New Delhi, May 3: Rahul Gandhi today said the Congress would not support any front, but the unambiguous assertion is being seen as a tactical move to confront the impression that the party is already out of the race.
“We will not support any front,” Rahul said in Amethi when asked if the party would back a third front government. “We will get the required number,” he added.
Over the past few days there have been hints from some senior leaders that the Congress could consider supporting a third front government. Such talk has enraged the top leadership, prompting Rahul to step in to quell the premature speculation that could further damage the party’s prospects.
Sonia Gandhi’s political secretary Ahmed Patel was quoted as saying the Congress could consider extending support to a third front government as stopping Narendra Modi was the overriding objective, but he had promptly issued a denial. Patel later said the results would be surprising and the Congress would lead the next government.
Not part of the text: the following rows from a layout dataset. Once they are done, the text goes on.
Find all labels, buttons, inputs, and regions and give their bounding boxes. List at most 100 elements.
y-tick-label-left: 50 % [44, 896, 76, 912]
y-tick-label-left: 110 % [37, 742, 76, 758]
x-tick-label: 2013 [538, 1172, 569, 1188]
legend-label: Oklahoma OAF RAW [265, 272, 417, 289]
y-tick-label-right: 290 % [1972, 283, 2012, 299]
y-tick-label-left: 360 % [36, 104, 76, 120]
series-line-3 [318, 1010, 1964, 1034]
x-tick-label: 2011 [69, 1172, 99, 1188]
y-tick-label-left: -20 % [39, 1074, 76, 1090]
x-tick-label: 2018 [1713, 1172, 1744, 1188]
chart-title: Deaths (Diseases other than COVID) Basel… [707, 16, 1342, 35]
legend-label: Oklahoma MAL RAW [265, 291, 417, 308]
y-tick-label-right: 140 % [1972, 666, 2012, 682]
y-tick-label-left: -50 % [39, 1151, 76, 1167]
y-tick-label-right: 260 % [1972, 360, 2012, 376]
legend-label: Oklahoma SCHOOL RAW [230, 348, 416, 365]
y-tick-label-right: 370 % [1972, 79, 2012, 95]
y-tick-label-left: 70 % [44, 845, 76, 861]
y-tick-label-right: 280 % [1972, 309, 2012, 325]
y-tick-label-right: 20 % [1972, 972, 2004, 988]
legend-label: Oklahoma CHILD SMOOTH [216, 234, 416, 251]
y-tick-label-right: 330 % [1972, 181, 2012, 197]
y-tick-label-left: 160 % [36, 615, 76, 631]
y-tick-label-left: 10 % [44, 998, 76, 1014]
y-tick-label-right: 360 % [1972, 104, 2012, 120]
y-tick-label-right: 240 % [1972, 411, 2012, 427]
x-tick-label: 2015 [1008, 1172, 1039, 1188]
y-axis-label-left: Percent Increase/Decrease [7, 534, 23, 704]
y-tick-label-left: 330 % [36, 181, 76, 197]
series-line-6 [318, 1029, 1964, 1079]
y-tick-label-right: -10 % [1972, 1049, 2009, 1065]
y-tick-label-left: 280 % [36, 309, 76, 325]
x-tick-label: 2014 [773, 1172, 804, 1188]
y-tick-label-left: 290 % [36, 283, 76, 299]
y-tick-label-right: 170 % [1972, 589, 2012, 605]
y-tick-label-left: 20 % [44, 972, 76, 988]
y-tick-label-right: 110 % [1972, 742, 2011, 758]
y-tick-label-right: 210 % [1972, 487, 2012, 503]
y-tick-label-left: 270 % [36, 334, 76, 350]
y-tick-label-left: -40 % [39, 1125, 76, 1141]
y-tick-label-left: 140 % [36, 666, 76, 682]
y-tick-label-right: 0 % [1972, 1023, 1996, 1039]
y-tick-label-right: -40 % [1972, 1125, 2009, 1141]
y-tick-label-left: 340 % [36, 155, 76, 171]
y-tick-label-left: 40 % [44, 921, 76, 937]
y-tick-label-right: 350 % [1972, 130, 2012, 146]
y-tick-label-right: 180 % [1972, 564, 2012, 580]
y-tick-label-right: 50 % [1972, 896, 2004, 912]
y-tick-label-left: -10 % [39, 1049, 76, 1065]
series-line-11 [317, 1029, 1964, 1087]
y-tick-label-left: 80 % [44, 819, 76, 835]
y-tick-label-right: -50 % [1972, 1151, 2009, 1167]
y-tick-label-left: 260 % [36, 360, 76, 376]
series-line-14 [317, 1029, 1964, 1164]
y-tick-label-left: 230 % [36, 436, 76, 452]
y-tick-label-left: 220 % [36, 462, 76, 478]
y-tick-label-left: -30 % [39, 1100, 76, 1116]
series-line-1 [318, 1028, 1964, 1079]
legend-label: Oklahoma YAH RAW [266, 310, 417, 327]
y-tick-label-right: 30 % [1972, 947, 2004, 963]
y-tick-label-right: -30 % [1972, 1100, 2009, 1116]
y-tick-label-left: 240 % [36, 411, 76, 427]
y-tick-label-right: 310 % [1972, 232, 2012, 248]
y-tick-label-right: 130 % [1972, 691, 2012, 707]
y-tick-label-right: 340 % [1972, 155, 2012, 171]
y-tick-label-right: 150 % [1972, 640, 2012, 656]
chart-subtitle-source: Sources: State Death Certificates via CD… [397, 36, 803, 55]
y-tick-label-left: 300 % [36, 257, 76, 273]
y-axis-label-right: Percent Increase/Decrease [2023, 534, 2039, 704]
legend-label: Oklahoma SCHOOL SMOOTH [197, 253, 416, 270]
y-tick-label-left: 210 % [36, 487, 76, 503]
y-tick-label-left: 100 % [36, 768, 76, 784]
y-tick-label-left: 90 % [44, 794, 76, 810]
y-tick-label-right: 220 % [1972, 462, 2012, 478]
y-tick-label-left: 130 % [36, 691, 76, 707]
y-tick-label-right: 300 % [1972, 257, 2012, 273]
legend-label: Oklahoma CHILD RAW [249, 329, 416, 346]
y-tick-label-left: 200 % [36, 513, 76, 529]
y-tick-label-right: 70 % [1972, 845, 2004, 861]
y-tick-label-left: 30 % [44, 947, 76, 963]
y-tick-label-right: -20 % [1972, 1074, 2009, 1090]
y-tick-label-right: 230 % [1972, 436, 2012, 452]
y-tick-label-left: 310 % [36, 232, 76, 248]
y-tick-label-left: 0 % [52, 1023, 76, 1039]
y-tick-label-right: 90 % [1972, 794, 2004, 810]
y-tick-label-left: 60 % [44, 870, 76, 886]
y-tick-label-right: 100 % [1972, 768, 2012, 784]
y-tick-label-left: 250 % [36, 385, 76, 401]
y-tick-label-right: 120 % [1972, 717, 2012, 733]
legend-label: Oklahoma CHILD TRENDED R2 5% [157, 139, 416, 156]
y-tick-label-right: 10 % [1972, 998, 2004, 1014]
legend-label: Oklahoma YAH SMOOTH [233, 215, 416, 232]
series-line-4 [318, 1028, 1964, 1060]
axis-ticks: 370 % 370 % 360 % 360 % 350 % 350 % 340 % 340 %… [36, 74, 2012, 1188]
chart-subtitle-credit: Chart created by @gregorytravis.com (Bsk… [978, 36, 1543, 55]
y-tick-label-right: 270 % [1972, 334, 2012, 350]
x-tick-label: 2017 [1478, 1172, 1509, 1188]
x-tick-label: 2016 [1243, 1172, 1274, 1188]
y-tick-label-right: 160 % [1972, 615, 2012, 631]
Even Salman Khurshid had not ruled out the third front possibility, but party leaders are cautious now.
There is, however, no denying that the top leadership is divided on this question: while the dominant view indeed advocates any option to block a Modi-led government, some senior leaders strongly feel that the party should sit in the Opposition and concentrate on rebuilding the organisation. They argue that the 2014 election would throw up a fractured mandate and there is no point getting involved with a rag-tag arrangement that could unravel within months.
But key strategists insist that pre-poll dogmas barely guide post-poll decisions and, hence, statements made during the campaign should be taken as strategic positioning, not a commitment. The party leadership understands that the tally could come down drastically and there is little logic in drawing up a strategy at this juncture without any inkling of the possible permutations and combinations. If the Congress is in a position to stop Modi, it is most likely to exercise that option, be it a third or a fourth front.
“We are confident so far that the results would be drastically different from the opinion poll projections,” a senior leader told The Telegraph today. “We dismiss talk of the Congress slipping below hundred as canard as even the most conservative estimate suggests there would hardly be a difference of 30-40 seats between us and the BJP. If the numbers add up and a non-BJP coalition is possible, we would most likely go for it. But why talk about it now as it would bolster the perception that we are losing.”
The essence of most conversations in Congress circles is: “We will stop him.”
The leaders insist that the post-poll positioning of parties like the Trinamul Congress, AIADMK, Biju Janata Dal and the Bahujan Samaj Party would guide the future course. If these players avoid joining hands with the BJP, it won’t be able to reach the magic figure even if it touches the 200-mark.